狂人日記

ある男の人生記録です

視点死刑 ブルーハーツ的葛藤 植え付けられた視点

彼との関係が実質破綻してから私は心理的に葛藤を抱えるようになってしまった。

彼との関係はいわば仮面夫婦みたいなものだった。私の心は彼からほぼ完全に離れていたが、彼に逆らうのが恐ろしくて見た目だけ夫婦を続けているようなものだった。

彼との関係が悪化してから我が家は新築のアパートに引っ越しをしたのだが、彼を家に呼んだ時に彼に『なんだかショボい家だな』といわれてしまった。私は頭にきたがしかし何も言い返す事が出来なかった。

彼は私が自分の側から離れて行ってしまうのが嫌だったのだろう。悪口もただの駄々っ子の戯言、好きな女の子に振り向いてもらいたくてあえて、女の子に悪口を言う駄々っ子みたいなものだった。

中学生は自意識過剰な時期だから、自分のことを見てもらいたい、理解してもらいたいという気持ちは他の年代の人間よりも強いものだが、彼は他の一般の中学生よりそういう気持ちが強い奴であった。

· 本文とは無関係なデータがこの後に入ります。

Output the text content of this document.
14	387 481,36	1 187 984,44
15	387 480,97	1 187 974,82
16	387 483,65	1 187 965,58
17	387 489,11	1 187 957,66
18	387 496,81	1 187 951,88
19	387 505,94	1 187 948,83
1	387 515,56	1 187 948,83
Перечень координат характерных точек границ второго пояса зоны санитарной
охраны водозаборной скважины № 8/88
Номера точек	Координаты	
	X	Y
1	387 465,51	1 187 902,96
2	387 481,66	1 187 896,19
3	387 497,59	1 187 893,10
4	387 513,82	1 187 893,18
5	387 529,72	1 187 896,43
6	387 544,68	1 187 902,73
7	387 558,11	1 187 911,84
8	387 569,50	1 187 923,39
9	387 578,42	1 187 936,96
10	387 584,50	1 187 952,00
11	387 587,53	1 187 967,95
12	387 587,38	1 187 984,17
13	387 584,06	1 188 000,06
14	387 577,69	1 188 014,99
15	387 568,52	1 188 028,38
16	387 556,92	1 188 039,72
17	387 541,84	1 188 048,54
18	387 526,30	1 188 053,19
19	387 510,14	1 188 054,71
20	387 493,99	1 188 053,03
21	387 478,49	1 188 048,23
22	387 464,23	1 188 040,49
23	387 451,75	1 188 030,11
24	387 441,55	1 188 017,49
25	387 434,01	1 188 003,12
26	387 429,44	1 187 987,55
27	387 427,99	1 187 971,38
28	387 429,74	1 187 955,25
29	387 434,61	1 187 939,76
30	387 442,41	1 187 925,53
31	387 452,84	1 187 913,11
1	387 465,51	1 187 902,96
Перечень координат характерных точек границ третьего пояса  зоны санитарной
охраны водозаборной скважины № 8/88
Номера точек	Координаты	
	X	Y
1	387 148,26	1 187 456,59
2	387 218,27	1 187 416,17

自分が如何にすぐれた人間であるか私に事あるごとに語るようになったのも、関係が悪化してからであった。立場的に私よりも上位にあると印象操作していたと思われるが、まさに中2病的自惚れ以外の何者でもなかった。

しかし、私は鵜呑みにしてしまったのだ。彼は優れた人間であると、誰よりも優れた人間であると思い込んでしまったのである。

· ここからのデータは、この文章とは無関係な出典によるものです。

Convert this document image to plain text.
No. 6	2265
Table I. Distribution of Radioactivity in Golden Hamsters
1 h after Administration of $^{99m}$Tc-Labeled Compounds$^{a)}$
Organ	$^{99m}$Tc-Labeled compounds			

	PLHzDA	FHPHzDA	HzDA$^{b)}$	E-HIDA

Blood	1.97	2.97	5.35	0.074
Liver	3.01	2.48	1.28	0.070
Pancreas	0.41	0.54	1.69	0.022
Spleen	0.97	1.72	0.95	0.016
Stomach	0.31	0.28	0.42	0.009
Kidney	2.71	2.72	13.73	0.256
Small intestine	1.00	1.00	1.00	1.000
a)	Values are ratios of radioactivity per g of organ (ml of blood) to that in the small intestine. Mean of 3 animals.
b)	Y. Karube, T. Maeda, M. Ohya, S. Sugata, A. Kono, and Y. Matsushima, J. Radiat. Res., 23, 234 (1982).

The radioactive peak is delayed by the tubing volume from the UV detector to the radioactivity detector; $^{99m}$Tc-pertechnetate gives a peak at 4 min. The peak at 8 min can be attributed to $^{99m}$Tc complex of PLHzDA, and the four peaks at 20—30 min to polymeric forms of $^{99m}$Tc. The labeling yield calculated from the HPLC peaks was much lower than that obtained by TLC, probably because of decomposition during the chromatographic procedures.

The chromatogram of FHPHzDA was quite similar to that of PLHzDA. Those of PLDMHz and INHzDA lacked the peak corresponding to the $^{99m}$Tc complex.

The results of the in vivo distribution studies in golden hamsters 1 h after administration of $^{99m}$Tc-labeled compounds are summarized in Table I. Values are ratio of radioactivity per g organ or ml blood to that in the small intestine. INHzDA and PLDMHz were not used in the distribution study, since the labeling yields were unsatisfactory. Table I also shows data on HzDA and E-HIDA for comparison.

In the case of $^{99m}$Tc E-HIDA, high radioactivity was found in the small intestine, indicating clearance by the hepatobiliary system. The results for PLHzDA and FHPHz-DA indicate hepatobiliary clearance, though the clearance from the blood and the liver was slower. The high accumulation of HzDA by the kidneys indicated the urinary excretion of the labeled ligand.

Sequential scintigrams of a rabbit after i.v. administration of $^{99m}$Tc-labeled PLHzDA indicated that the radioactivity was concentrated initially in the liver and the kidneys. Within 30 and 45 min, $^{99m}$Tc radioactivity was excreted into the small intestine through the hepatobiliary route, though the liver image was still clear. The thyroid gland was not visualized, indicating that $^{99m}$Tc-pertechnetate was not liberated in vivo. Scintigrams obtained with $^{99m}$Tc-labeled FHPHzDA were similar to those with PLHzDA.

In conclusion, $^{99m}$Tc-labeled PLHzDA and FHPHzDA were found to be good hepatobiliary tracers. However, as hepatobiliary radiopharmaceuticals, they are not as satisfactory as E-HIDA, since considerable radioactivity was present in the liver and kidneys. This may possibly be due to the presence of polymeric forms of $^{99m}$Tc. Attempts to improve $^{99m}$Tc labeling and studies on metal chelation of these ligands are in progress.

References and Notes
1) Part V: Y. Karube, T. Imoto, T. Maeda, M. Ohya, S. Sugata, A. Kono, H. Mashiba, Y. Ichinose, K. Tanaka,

彼の認めたもの全ては崇高で価値のものであり、彼が認めないものは全て無価値なものであり、聞くに値しないものだった。

『お前そんなの好きなんだ』『あんな奴ら付き合う価値もない』『そんなもの何がいいんだ、全然面白くないわ!』『こいつらムカつくんだよ、見る価値もないわ!』等嫌いなもをボロクソに貶すようになったのも関係が悪化してからであった。

彼の貶す物の中に当然私の好きなものが含まれており、私は自分の好きなものに対して素直に好きになれなくなってしまった。そして、彼が価値あると認めたものを好きになるように努力するのであった。

正直な所、これは自分にとって楽しくも面白くもない重荷でしかなかった。本音は彼の元から離れて自分の好きなものたちに囲まれて好き勝手に生きたいであったが、観念的に埋め込まれてしまった彼の視点が邪魔して好きなものを素直に好きと言えなくなってしまったのであった。

要するに私の中にある二人の自分-彼の元にとどまらなければない自分と彼の元から離れて好き勝手に生きたい自分との2人の自分との間を行き来する、振り子のような、葛藤であった。

例えば彼は『ブルーハーツは奥が深い、ブルーハーツがわからないやつは馬鹿だ』と言うと、私はブルーハーツが好きになるように努力するのであった。

これは苦痛以外の何ものでもなかったがわざわざ自分で金をだしてブルーハーツのCDを買ってまでして好きになろうとする苦行のような努力であった。

しかし、これは無駄な努力であって決して実を結ぶことはなかった。人間例えそれがどんなに良いものでも押し付けがましさが伴っているものは自分の中から弾き出そうとするものであって、自分の中にブルーハーツを好きになる資質があったとしても決して好きになることはないのである。

私はブルーハーツに関しては未だに葛藤がある。今でもたまに、棚からCDを取り出してブルーハーツや解散後に新しく結成したハイロウズ等を聴くが、心のどこかで
俺はブルーハーツハイロウズは本当に好きなのだ、ブルーハーツハイロウズの良さが分かるおれは賢いのだと思う自分と、いや違う俺はこんな音楽好きでもない、
俺の好みとはかけ離れている考える二人の自分がいる。

普通、昔聴いた音楽を聴くと過去に持っていた感慨や憧憬が想い起こされるものだがことブルーハーツハイロウズに限ってはそんな事がほとんどない。

過去が呼び起こされるアルバムは松本人志がジャケットデザインを出掛けたハイロウズのロブスターぐらいのものであろうか。真夏の暑い日に聴いていたアルバムであった。
夏祭りや、夏の暑い日射し等が呼び起こされるのである。

それも同時期に聞いていた大ファンのローリング・ストーンズのベストアルバムを聴くと当時の事が思い出されるが、
ハイロウズのロブスターもストーンズのalbumに引っ張られるようにであってロブスターだけの力だけで、過去が呼び起こされるわけではないのだが。

要するにハイロウズのロブスターを聞くと同時期に聴いていたストーンズのアルバムが呼び起こされ、ストーンズの曲と共に過去が、甦るのであった。

この葛藤、良いもの、悪いもの、価値あるもの、価値無いものは、ブルーハーツだけではなく他のモノとの関係にもずらされて、再現されるので実に厄介であった。